罗伯特等人(2011) 表明 HDAC 抑制/消融特异性抵消酵母 Mec1(人 ATR 的直系同源物,601215)激活、双链断裂加工和单链 DNA-RFA 核丝形成。此外,重组蛋白 Sae2(人 CTIP;604124)在 HDAC 抑制后被乙酰化并降解。两种 HDAC、Hda1(参见 HDAC4)和 Rpd3(HDAC1) 以及 1 种组蛋白乙酰转移酶(HAT)、Gcn5(GCN5L2;602301) 在这些过程中发挥着关键作用。罗伯特等人(2011) 还发现 HDAC 抑制通过促进自噬触发 Sae2 降解,从而影响 Hda1 和 Rpd3 突变体的 DNA 损伤敏感性。雷帕霉素通过抑制 Tor(MTOR; 601231) 刺激自噬,也会导致 Sae2 降解。罗伯特等人(2011) 提出 Rpd3、Hda1 和 Gcn5 通过协调 ATR 检查点和双链断裂处理与自噬来控制染色体稳定性。
▼ 动物模型
蒙哥马利等人(2007) 发现小鼠体内 Hdac1 或 Hdac2 的心脏特异性缺失对心脏功能没有明显影响。相反,这两个基因的缺失会导致扩张型心肌病、心律失常和新生儿死亡,并伴有编码骨骼肌蛋白和钙通道的基因上调。蒙哥马利等人(2007) 得出结论,HDAC1 和 HDAC2 在心脏生长和发育中具有功能冗余,并且它们至少部分地通过抑制编码骨骼肌蛋白和钙通道的基因来维持心肌细胞的特性和功能。

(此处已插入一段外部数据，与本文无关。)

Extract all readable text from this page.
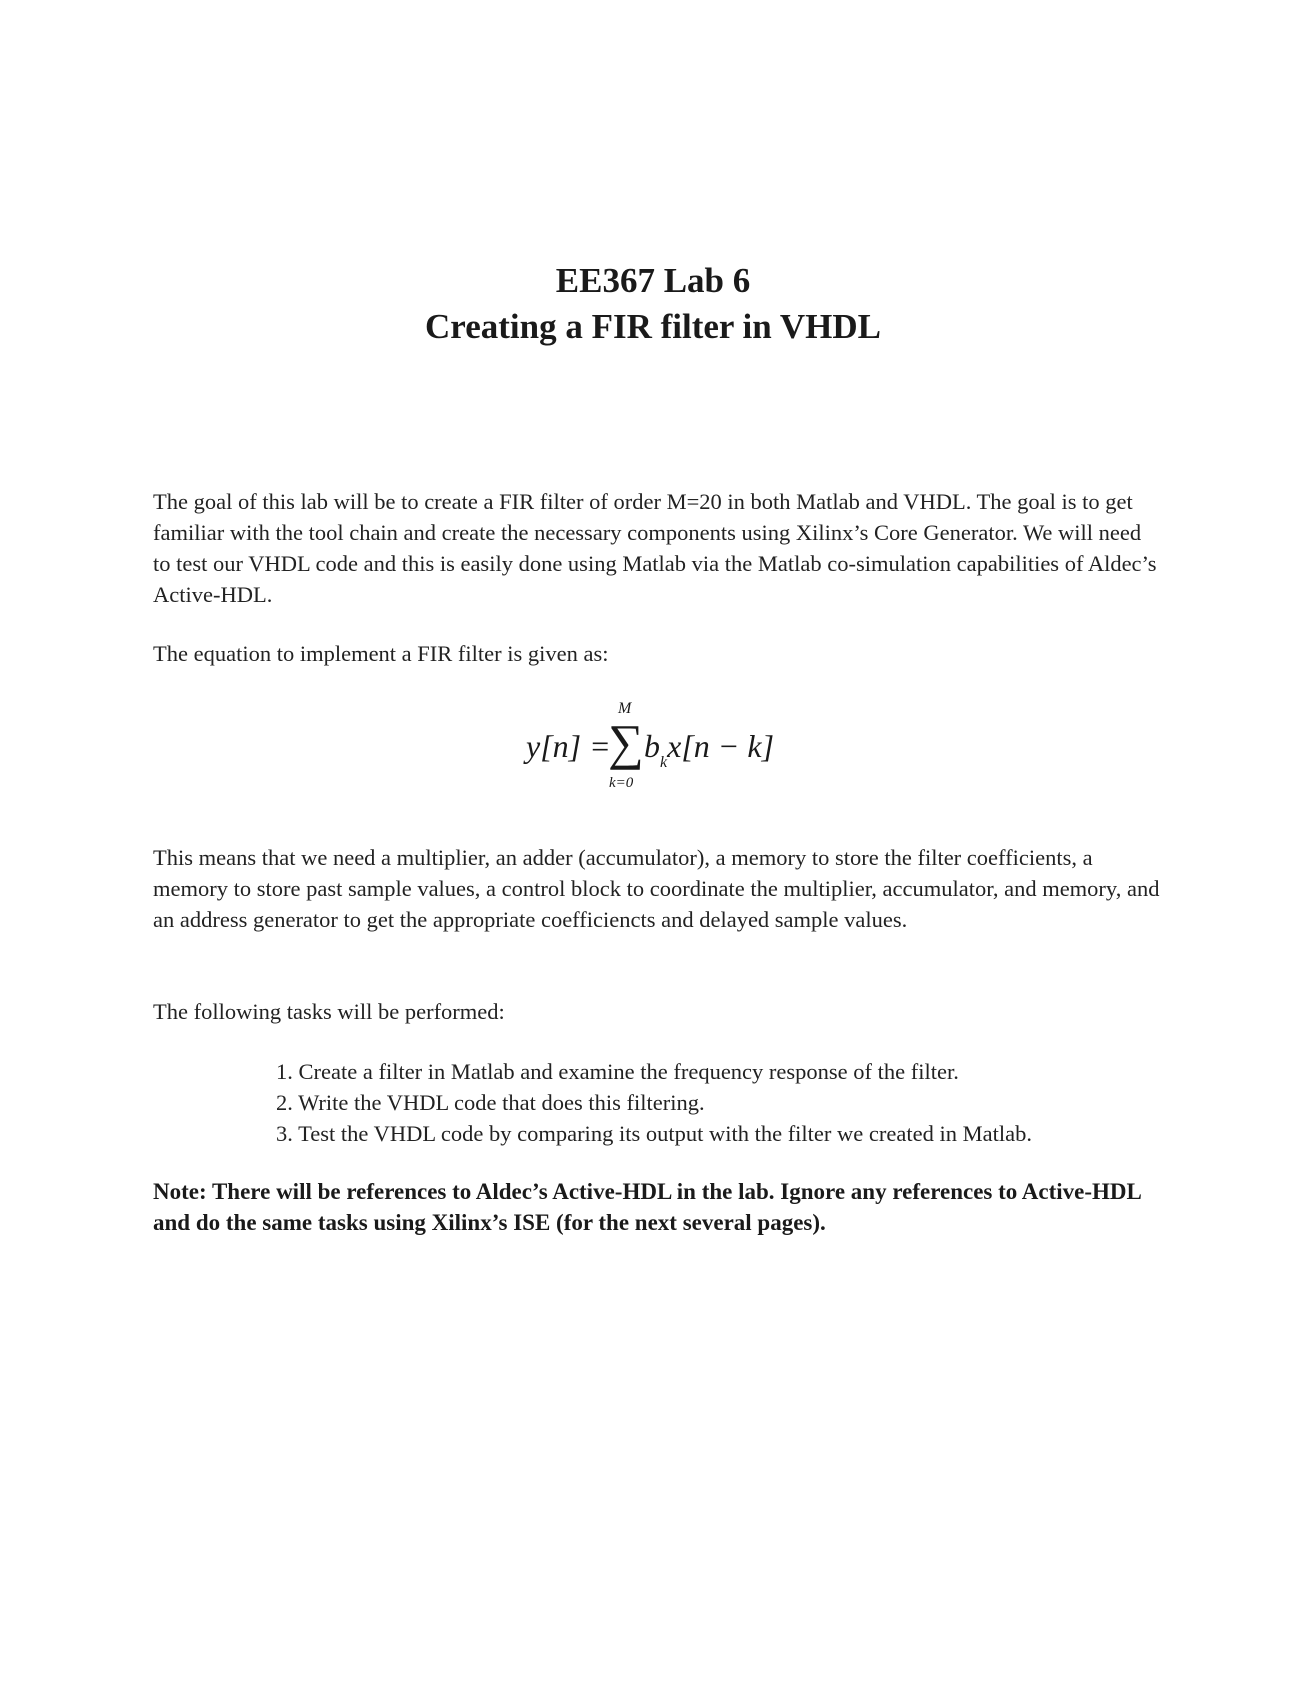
EE367 Lab 6
Creating a FIR filter in VHDL
The goal of this lab will be to create a FIR filter of order M=20 in both Matlab and VHDL. The goal is to get familiar with the tool chain and create the necessary components using Xilinx’s Core Generator. We will need to test our VHDL code and this is easily done using Matlab via the Matlab co-simulation capabilities of Aldec’s Active-HDL.
The equation to implement a FIR filter is given as:
y[n] =
M
∑
k=0
$b_kx[n - k]$
This means that we need a multiplier, an adder (accumulator), a memory to store the filter coefficients, a memory to store past sample values, a control block to coordinate the multiplier, accumulator, and memory, and an address generator to get the appropriate coefficiencts and delayed sample values.
The following tasks will be performed:
1. Create a filter in Matlab and examine the frequency response of the filter.
2. Write the VHDL code that does this filtering.
3. Test the VHDL code by comparing its output with the filter we created in Matlab.
Note: There will be references to Aldec’s Active-HDL in the lab. Ignore any references to Active-HDL and do the same tasks using Xilinx’s ISE (for the next several pages).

蒙哥马利等人(2009) 开发了针对中枢神经系统的 Hdac1 和 Hdac2 缺失小鼠。 Hdac1 和 Hdac2 的删除会导致皮质、海马和小脑发育的严重异常,而单独删除其中任何一个对神经元发育没有明显影响。 Hdac1/Hdac2 双敲除神经元前体无法分化为成熟神经元并经历细胞死亡,导致双敲除小鼠浅层皮质分层缺陷和出生后第 7 天死亡。
▼ 历史
林等人(2012) 报道,腺苷单磷酸激活蛋白激酶(AMPK) 的催化亚基 PRKAA1(602739)(一种关键的细胞能量感应蛋白激酶复合物)的乙酰化和脱乙酰化是由 HDAC1 和 p300 的相反催化活性控制的(602700)。 AMPK 的去乙酰化增强了与上游激酶 LKB1(602216) 的物理相互作用,导致 AMPK 磷酸化和激活,并导致人肝细胞中的脂质分解。作者后来发现他们文章的方法部分不准确。由于他们无法重现部分结果,因此他们撤回了这篇文章。